Appellant(s): Feng Shilin

Respondent(s):

  • Pendakwa Raya
  • [Pendakwa Raya]
Bench
  • YA Dato' Paduka Azman Bin Abdullah
  • YA Dato' Azmi Bin Ariffin
  • YA Datuk Dr Lim Hock Leng
Facts & Background
  • The appellant was convicted of murder under Section 302 of the Penal Code by the High Court for fatally stabbing a co-worker in the neck at a contractor's quarters following a series of four escalating confrontations, the last of which involved the appellant arming himself with a knife.

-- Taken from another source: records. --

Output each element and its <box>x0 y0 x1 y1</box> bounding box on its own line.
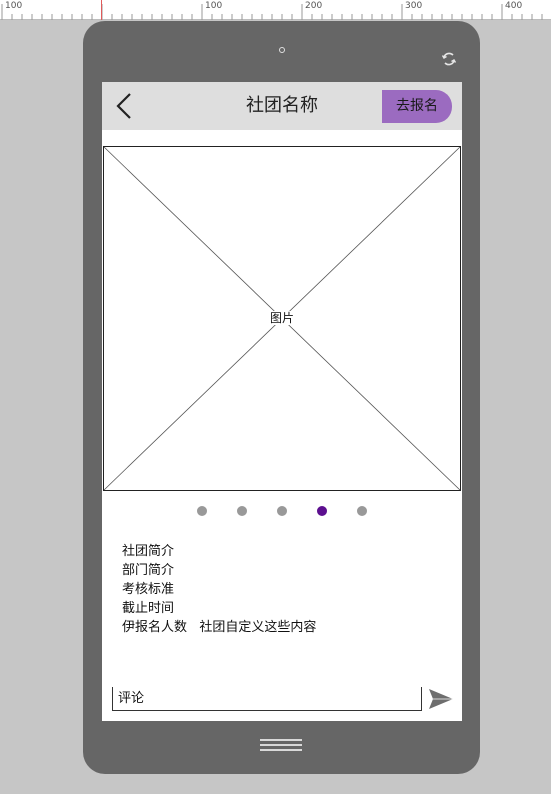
carousel-dot[interactable] <box>317 506 327 516</box>
ruler-label: 200 <box>305 1 323 11</box>
home-button[interactable] <box>260 739 302 751</box>
info-item: 伊报名人数 社团自定义这些内容 <box>122 620 317 635</box>
ruler-ticks <box>1 4 543 20</box>
send-button[interactable] <box>428 688 454 710</box>
ruler-label: 400 <box>505 1 523 11</box>
carousel-dot[interactable] <box>237 506 247 516</box>
ruler: 100 100 200 300 400 <box>0 0 551 20</box>
signup-button[interactable]: 去报名 <box>382 90 452 123</box>
ruler-label: 100 <box>205 1 223 11</box>
info-item: 截止时间 <box>122 601 175 616</box>
back-button[interactable] <box>114 92 134 120</box>
rotate-icon[interactable] <box>441 51 457 67</box>
info-item: 考核标准 <box>122 582 175 597</box>
comment-input[interactable] <box>118 687 418 709</box>
top-bar: 社团名称 去报名 <box>102 82 462 130</box>
ruler-label: 100 <box>5 1 23 11</box>
ruler-position-marker <box>101 0 102 20</box>
info-item: 社团简介 <box>122 544 175 559</box>
image-label: 图片 <box>104 309 460 326</box>
phone-screen: 社团名称 去报名 图片 社团简介部门简介考核标准截止时间伊报名人数 社团自定义这… <box>102 82 462 721</box>
carousel-dot[interactable] <box>197 506 207 516</box>
carousel-indicator <box>102 505 462 517</box>
carousel-dot[interactable] <box>357 506 367 516</box>
comment-field[interactable] <box>112 687 422 711</box>
ruler-label: 300 <box>405 1 423 11</box>
club-info-list: 社团简介部门简介考核标准截止时间伊报名人数 社团自定义这些内容 <box>122 542 316 637</box>
image-placeholder: 图片 <box>103 146 461 491</box>
carousel-dot[interactable] <box>277 506 287 516</box>
info-item: 部门简介 <box>122 563 175 578</box>
image-label-text: 图片 <box>266 311 297 325</box>
phone-frame: 社团名称 去报名 图片 社团简介部门简介考核标准截止时间伊报名人数 社团自定义这… <box>83 21 480 774</box>
chevron-left-icon <box>116 93 131 119</box>
camera-icon <box>279 47 285 53</box>
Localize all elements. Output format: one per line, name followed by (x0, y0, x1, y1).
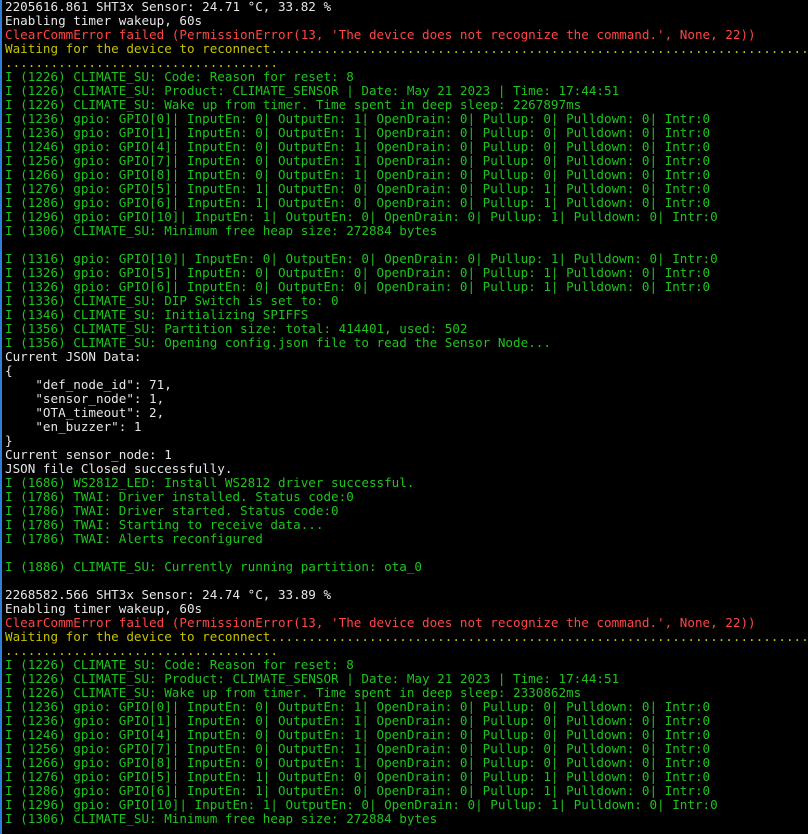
terminal-line: I (1236) gpio: GPIO[0]| InputEn: 0| Outp… (5, 112, 711, 126)
terminal-line: I (1246) gpio: GPIO[4]| InputEn: 0| Outp… (5, 728, 711, 742)
terminal-line: I (1256) gpio: GPIO[7]| InputEn: 0| Outp… (5, 154, 711, 168)
terminal-line: I (1246) gpio: GPIO[4]| InputEn: 0| Outp… (5, 140, 711, 154)
terminal-line: I (1326) gpio: GPIO[5]| InputEn: 0| Outp… (5, 266, 711, 280)
terminal-line: I (1236) gpio: GPIO[1]| InputEn: 0| Outp… (5, 714, 711, 728)
terminal-line: I (1236) gpio: GPIO[1]| InputEn: 0| Outp… (5, 126, 711, 140)
terminal-line: I (1786) TWAI: Alerts reconfigured (5, 532, 263, 546)
terminal-line: I (1336) CLIMATE_SU: DIP Switch is set t… (5, 294, 339, 308)
terminal-line: I (1326) gpio: GPIO[6]| InputEn: 0| Outp… (5, 280, 711, 294)
terminal-line: Waiting for the device to reconnect.....… (5, 630, 808, 644)
terminal-line: I (1786) TWAI: Driver installed. Status … (5, 490, 354, 504)
terminal-accent-bar (0, 0, 2, 834)
terminal-line: I (1226) CLIMATE_SU: Product: CLIMATE_SE… (5, 672, 620, 686)
terminal-line: I (1266) gpio: GPIO[8]| InputEn: 0| Outp… (5, 756, 711, 770)
terminal-line: Current JSON Data: (5, 350, 142, 364)
terminal-line: I (1286) gpio: GPIO[6]| InputEn: 1| Outp… (5, 784, 711, 798)
terminal-line: Current sensor_node: 1 (5, 448, 172, 462)
terminal-line: ClearCommError failed (PermissionError(1… (5, 616, 756, 630)
terminal-output: 2205616.861 SHT3x Sensor: 24.71 °C, 33.8… (5, 0, 808, 826)
terminal-line: I (1316) gpio: GPIO[10]| InputEn: 0| Out… (5, 252, 718, 266)
terminal-line: I (1786) TWAI: Driver started. Status co… (5, 504, 339, 518)
terminal-line: I (1886) CLIMATE_SU: Currently running p… (5, 560, 423, 574)
terminal-line: I (1346) CLIMATE_SU: Initializing SPIFFS (5, 308, 309, 322)
terminal-line: I (1286) gpio: GPIO[6]| InputEn: 1| Outp… (5, 196, 711, 210)
terminal-line: I (1786) TWAI: Starting to receive data.… (5, 518, 324, 532)
terminal-window[interactable]: 2205616.861 SHT3x Sensor: 24.71 °C, 33.8… (0, 0, 808, 834)
terminal-line: I (1356) CLIMATE_SU: Opening config.json… (5, 336, 551, 350)
terminal-line: Enabling timer wakeup, 60s (5, 602, 203, 616)
terminal-line: I (1226) CLIMATE_SU: Wake up from timer.… (5, 98, 582, 112)
terminal-line: JSON file Closed successfully. (5, 462, 233, 476)
terminal-line: I (1276) gpio: GPIO[5]| InputEn: 1| Outp… (5, 182, 711, 196)
terminal-line: I (1356) CLIMATE_SU: Partition size: tot… (5, 322, 468, 336)
terminal-line: I (1296) gpio: GPIO[10]| InputEn: 1| Out… (5, 798, 718, 812)
terminal-line: 2268582.566 SHT3x Sensor: 24.74 °C, 33.8… (5, 588, 332, 602)
terminal-line: ClearCommError failed (PermissionError(1… (5, 28, 756, 42)
terminal-line: "def_node_id": 71, (5, 378, 172, 392)
terminal-line: { (5, 364, 13, 378)
terminal-line: "en_buzzer": 1 (5, 420, 142, 434)
terminal-line: I (1266) gpio: GPIO[8]| InputEn: 0| Outp… (5, 168, 711, 182)
terminal-line: I (1296) gpio: GPIO[10]| InputEn: 1| Out… (5, 210, 718, 224)
terminal-line: I (1236) gpio: GPIO[0]| InputEn: 0| Outp… (5, 700, 711, 714)
terminal-line: 2205616.861 SHT3x Sensor: 24.71 °C, 33.8… (5, 0, 332, 14)
terminal-line: I (1686) WS2812_LED: Install WS2812 driv… (5, 476, 415, 490)
terminal-line: I (1276) gpio: GPIO[5]| InputEn: 1| Outp… (5, 770, 711, 784)
terminal-line: I (1226) CLIMATE_SU: Code: Reason for re… (5, 658, 354, 672)
terminal-line: .................................... (5, 644, 278, 658)
terminal-line: .................................... (5, 56, 278, 70)
terminal-line: I (1226) CLIMATE_SU: Product: CLIMATE_SE… (5, 84, 620, 98)
terminal-line: I (1226) CLIMATE_SU: Wake up from timer.… (5, 686, 582, 700)
terminal-line: I (1306) CLIMATE_SU: Minimum free heap s… (5, 224, 438, 238)
terminal-line: I (1306) CLIMATE_SU: Minimum free heap s… (5, 812, 438, 826)
terminal-line: I (1256) gpio: GPIO[7]| InputEn: 0| Outp… (5, 742, 711, 756)
terminal-line: "OTA_timeout": 2, (5, 406, 165, 420)
terminal-line: } (5, 434, 13, 448)
terminal-line: I (1226) CLIMATE_SU: Code: Reason for re… (5, 70, 354, 84)
terminal-line: Enabling timer wakeup, 60s (5, 14, 203, 28)
terminal-line: "sensor_node": 1, (5, 392, 165, 406)
terminal-line: Waiting for the device to reconnect.....… (5, 42, 808, 56)
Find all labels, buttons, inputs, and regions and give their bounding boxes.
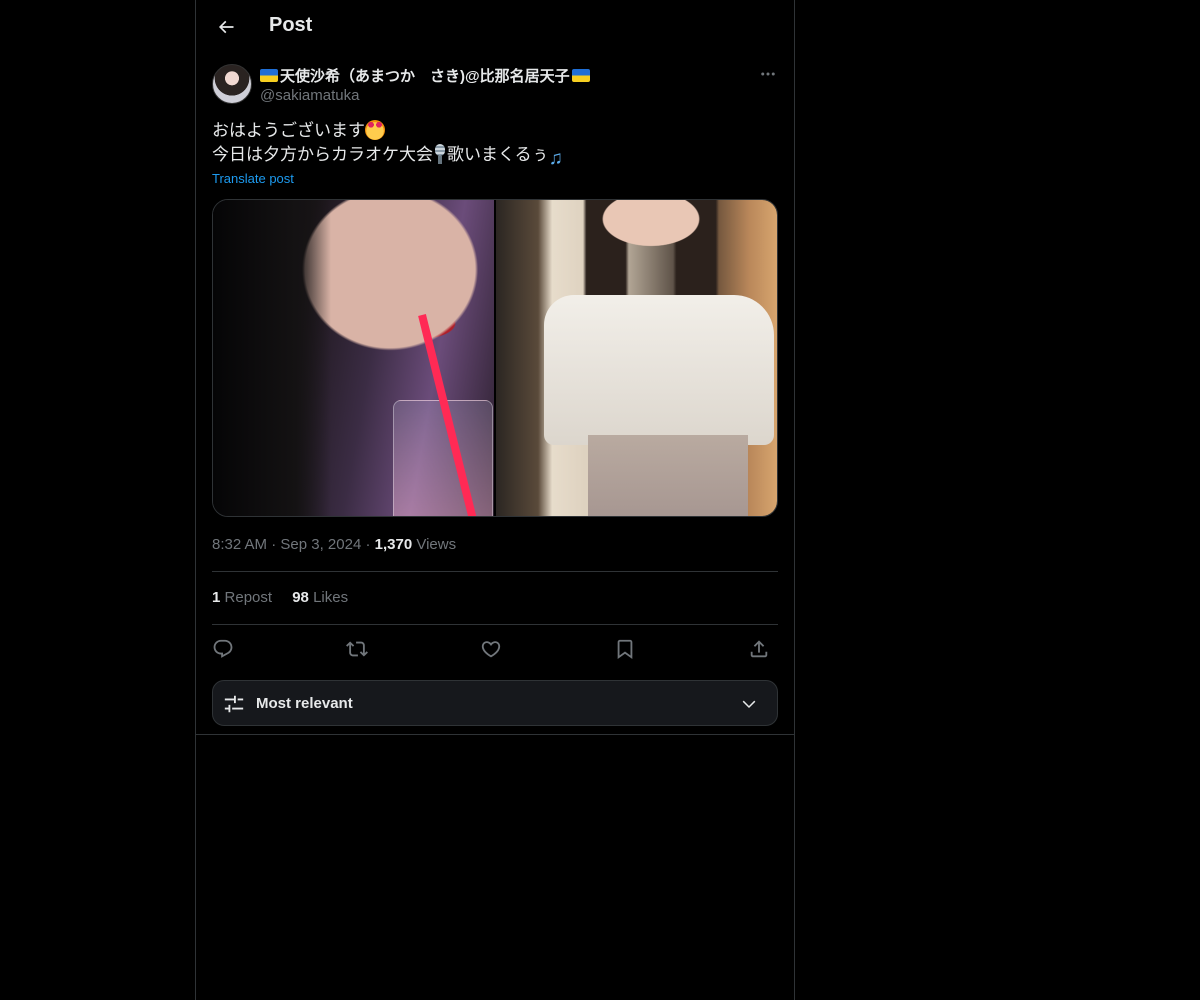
reposts-count: 1 (212, 589, 221, 606)
bookmark-button[interactable] (612, 636, 638, 662)
post-line-2: 今日は夕方からカラオケ大会 歌いまくるぅ♫ (212, 143, 778, 169)
meta-separator: · (271, 536, 277, 553)
post-time[interactable]: 8:32 AM (212, 536, 267, 553)
ukraine-flag-icon (260, 69, 278, 82)
reposts-stat[interactable]: 1 Repost (212, 589, 276, 606)
main-column: Post 天使沙希（あまつか さき)@比那名居天子 @sakiamatuka お… (195, 0, 795, 1000)
like-icon (480, 638, 502, 660)
post-author: 天使沙希（あまつか さき)@比那名居天子 @sakiamatuka (212, 64, 778, 108)
photo-right[interactable] (496, 200, 777, 516)
share-icon (748, 638, 770, 660)
author-handle[interactable]: @sakiamatuka (260, 87, 359, 104)
action-bar (212, 636, 778, 662)
avatar[interactable] (212, 64, 252, 104)
photo-left[interactable] (213, 200, 494, 516)
microphone-icon (433, 144, 447, 164)
bookmark-icon (614, 638, 636, 660)
reposts-label: Repost (224, 589, 273, 606)
post-line-1: おはようございます (212, 119, 778, 143)
arrow-left-icon (216, 17, 236, 37)
author-display-name: 天使沙希（あまつか さき)@比那名居天子 (280, 68, 570, 85)
views-count: 1,370 (374, 536, 413, 553)
back-button[interactable] (208, 9, 244, 45)
translate-post-link[interactable]: Translate post (212, 171, 294, 186)
reply-icon (212, 638, 234, 660)
meta-separator: · (365, 536, 371, 553)
repost-button[interactable] (344, 636, 370, 662)
musical-notes-icon: ♫ (548, 148, 563, 169)
sort-label: Most relevant (256, 695, 353, 712)
ukraine-flag-icon (571, 69, 590, 82)
page-title: Post (269, 14, 313, 36)
post-text: おはようございます 今日は夕方からカラオケ大会 歌いまくるぅ♫ (212, 119, 778, 169)
likes-stat[interactable]: 98 Likes (292, 589, 348, 606)
sliders-icon (223, 693, 245, 715)
post-line-2-text-b: 歌いまくるぅ (447, 145, 549, 164)
sort-replies-dropdown[interactable]: Most relevant (212, 680, 778, 726)
post-meta: 8:32 AM · Sep 3, 2024 · 1,370 Views (212, 536, 456, 553)
reply-button[interactable] (210, 636, 236, 662)
post-date[interactable]: Sep 3, 2024 (280, 536, 361, 553)
like-button[interactable] (478, 636, 504, 662)
more-button[interactable] (758, 64, 778, 84)
views-label: Views (416, 536, 457, 553)
section-divider (196, 734, 794, 735)
divider (212, 624, 778, 625)
smiling-face-with-hearts-icon (365, 120, 385, 140)
likes-label: Likes (313, 589, 349, 606)
post-stats: 1 Repost 98 Likes (212, 589, 364, 606)
media-grid (212, 199, 778, 517)
divider (212, 571, 778, 572)
post-line-2-text-a: 今日は夕方からカラオケ大会 (212, 145, 433, 164)
repost-icon (346, 638, 368, 660)
header-bar: Post (196, 0, 794, 54)
likes-count: 98 (292, 589, 309, 606)
share-button[interactable] (746, 636, 772, 662)
author-name-link[interactable]: 天使沙希（あまつか さき)@比那名居天子 (260, 65, 590, 86)
more-horizontal-icon (759, 65, 777, 83)
post-line-1-text: おはようございます (212, 121, 365, 140)
chevron-down-icon (739, 695, 759, 713)
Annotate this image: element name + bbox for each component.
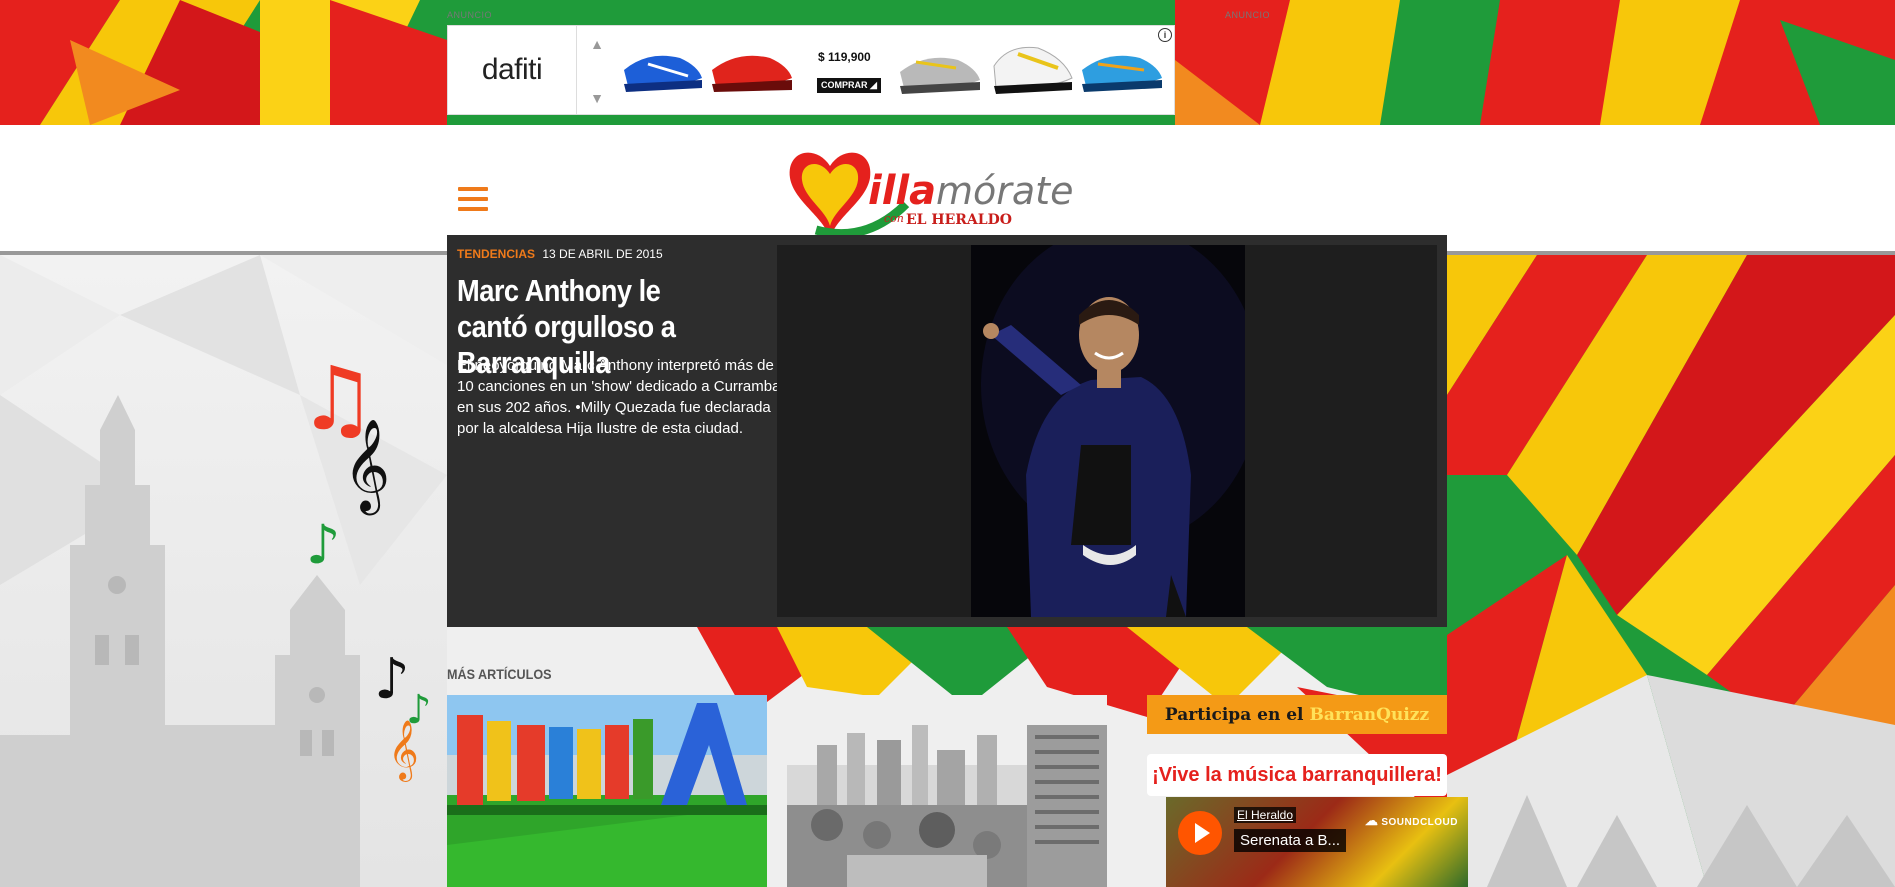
featured-meta: TENDENCIAS 13 DE ABRIL DE 2015 [457,247,663,261]
ad-buy-button[interactable]: COMPRAR ◢ [817,78,881,93]
vive-musica-banner[interactable]: ¡Vive la música barranquillera! [1147,754,1447,796]
blue-shoe-icon [624,55,702,92]
ad-tag-left: ANUNCIO [447,10,493,20]
barranquizz-button[interactable]: Participa en el BarranQuizz [1147,695,1447,734]
featured-article[interactable]: TENDENCIAS 13 DE ABRIL DE 2015 Marc Anth… [447,235,1447,627]
featured-date: 13 DE ABRIL DE 2015 [542,247,663,261]
shoe-products-right[interactable] [896,38,1166,104]
featured-category[interactable]: TENDENCIAS [457,247,535,261]
ad-banner[interactable]: dafiti ▲ ▼ $ 119,900 COMPRAR ◢ i [447,25,1175,115]
white-shoe-icon [993,46,1073,94]
article-card[interactable] [787,695,1107,887]
article-image-barranquilla-letters [447,695,767,887]
cyan-shoe-icon [1082,55,1162,92]
arrow-down-icon[interactable]: ▼ [590,90,604,106]
logo-text-quilla: illa [868,168,936,214]
info-icon[interactable]: i [1158,28,1172,42]
hamburger-icon[interactable] [458,187,488,211]
red-shoe-icon [712,55,792,92]
arrow-up-icon[interactable]: ▲ [590,36,604,52]
soundcloud-user[interactable]: El Heraldo [1234,807,1297,823]
soundcloud-track[interactable]: Serenata a B... [1234,829,1347,852]
featured-media[interactable] [777,245,1437,617]
ad-brand-logo[interactable]: dafiti [448,26,577,114]
eighth-note-icon: ♪ [306,513,341,576]
article-card[interactable] [447,695,767,887]
ad-price: $ 119,900 [818,50,871,64]
silver-shoe-icon [900,57,980,94]
soundcloud-logo[interactable]: ☁ SOUNDCLOUD [1365,813,1458,829]
cloud-icon: ☁ [1364,813,1379,828]
more-articles-label: MÁS ARTÍCULOS [447,666,552,682]
play-icon[interactable] [1178,811,1222,855]
quiz-prefix: Participa en el [1164,704,1304,725]
logo-sub-prefix: con [884,212,904,225]
right-background [1447,255,1895,887]
featured-summary: El neoyorquino Marc Anthony interpretó m… [457,357,781,437]
soundcloud-player[interactable]: El Heraldo Serenata a B... ☁ SOUNDCLOUD [1166,797,1468,887]
treble-clef-orange-icon: 𝄞 [388,720,419,780]
shoe-products-left[interactable] [618,40,798,102]
article-image-city [787,695,1107,887]
ad-carousel-arrows: ▲ ▼ [588,36,606,106]
left-background [0,255,447,887]
quiz-highlight: BarranQuizz [1309,704,1430,725]
featured-photo[interactable] [971,245,1245,617]
treble-clef-icon: 𝄞 [343,418,391,511]
logo-sub-name: EL HERALDO [906,212,1012,228]
eighth-note-black-icon: ♪ [374,647,410,712]
logo-text-morate: mórate [936,169,1073,213]
ad-tag-right: ANUNCIO [1225,10,1271,20]
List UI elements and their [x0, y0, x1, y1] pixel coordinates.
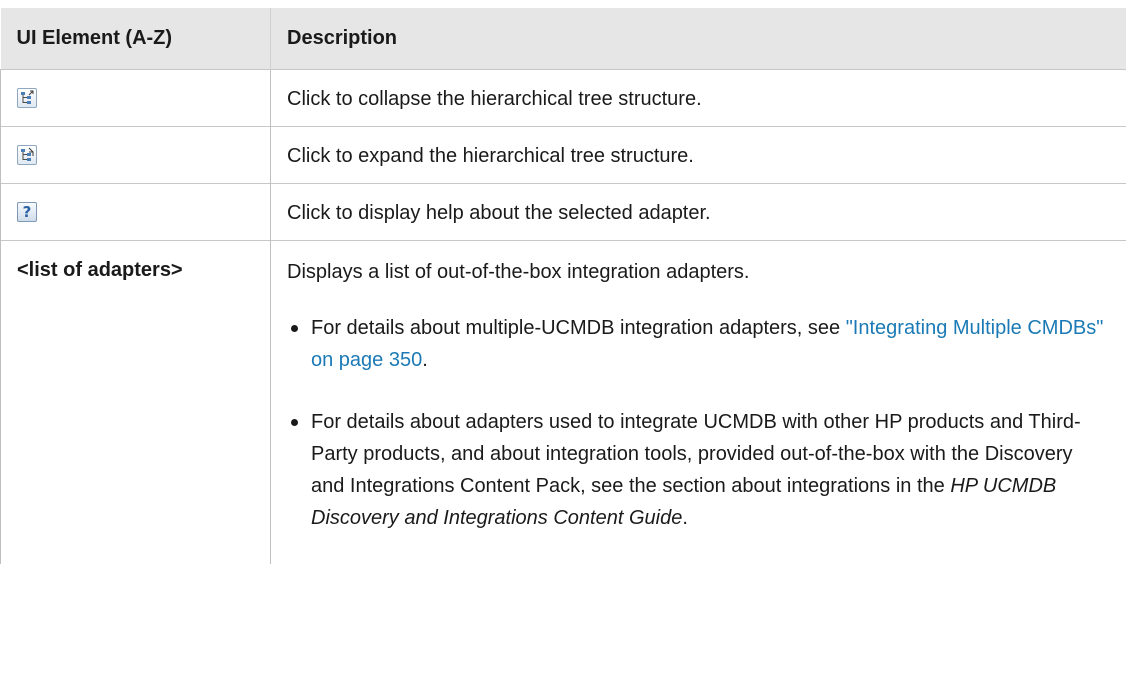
ui-elements-table: UI Element (A-Z) Description Click to co… [0, 8, 1126, 564]
header-description: Description [270, 8, 1126, 70]
adapters-bullet-list: For details about multiple-UCMDB integra… [287, 312, 1111, 534]
description-cell: Click to expand the hierarchical tree st… [270, 126, 1126, 184]
table-row: <list of adapters> Displays a list of ou… [0, 240, 1126, 564]
bullet-text-end: . [422, 349, 428, 371]
table-row: Click to expand the hierarchical tree st… [0, 126, 1126, 184]
table-header-row: UI Element (A-Z) Description [0, 8, 1126, 70]
description-cell: Click to collapse the hierarchical tree … [270, 69, 1126, 127]
bullet-dot [291, 325, 298, 332]
bullet-dot [291, 419, 298, 426]
list-item: For details about multiple-UCMDB integra… [287, 312, 1111, 376]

  • Eyewitnesses testified that after being punched by the deceased during the third confrontation, the appellant left the room, retrieved a knife, and returned to stab the deceased, who was sitting passively on his bed; he later also attacked the deceased again with a wooden stick after the deceased had been moved to another room.
  • The deceased survived for eight days after the stabbing before dying from a lung infection caused by aspiration of stomach contents, a consequence of the spinal cord damage from the stab wound; the trial judge convicted the appellant after finding the defence had failed to rebut the prosecution's case.
Issues for the Court
  • Whether the chain of causation between the stabbing and the deceased's death was broken by the intervening lung infection, amounting to a novus actus interveniens.
  • Whether the appellant could rely on Exception 1 (sudden and grave provocation) or Exception 4 (sudden fight) under Section 300 of the Penal Code to reduce the conviction to culpable homicide not amounting to murder.
  • Whether the prosecution had proven the requisite intention under Section 300(c) of the Penal Code, namely that the appellant intended to inflict the specific injury and that the injury was objectively sufficient in the ordinary course of nature to cause death.
Decision
  • The Court held that the chain of causation remained unbroken, applying R v Smith and Yeap Boon Hai v Public Prosecutor, as the lung infection was a direct physiological consequence of the spinal cord injury caused by the stabbing and not an independent intervening event.
  • The Court rejected both Exception 1 and Exception 4, finding that the appellant's act of leaving the scene, procuring a weapon, and returning to attack a defenceless victim established a "cooling-off period" that negated suddenness and demonstrated premeditated, disproportionate and cruel conduct.
  • Applying the four-step test in Virsa Singh v State of Punjab, the Court found the elements of Section 300(c) fully satisfied, as the appellant intentionally inflicted a stab wound to a vital area which was objectively sufficient to cause death; the appeal was dismissed and the conviction and sentence affirmed.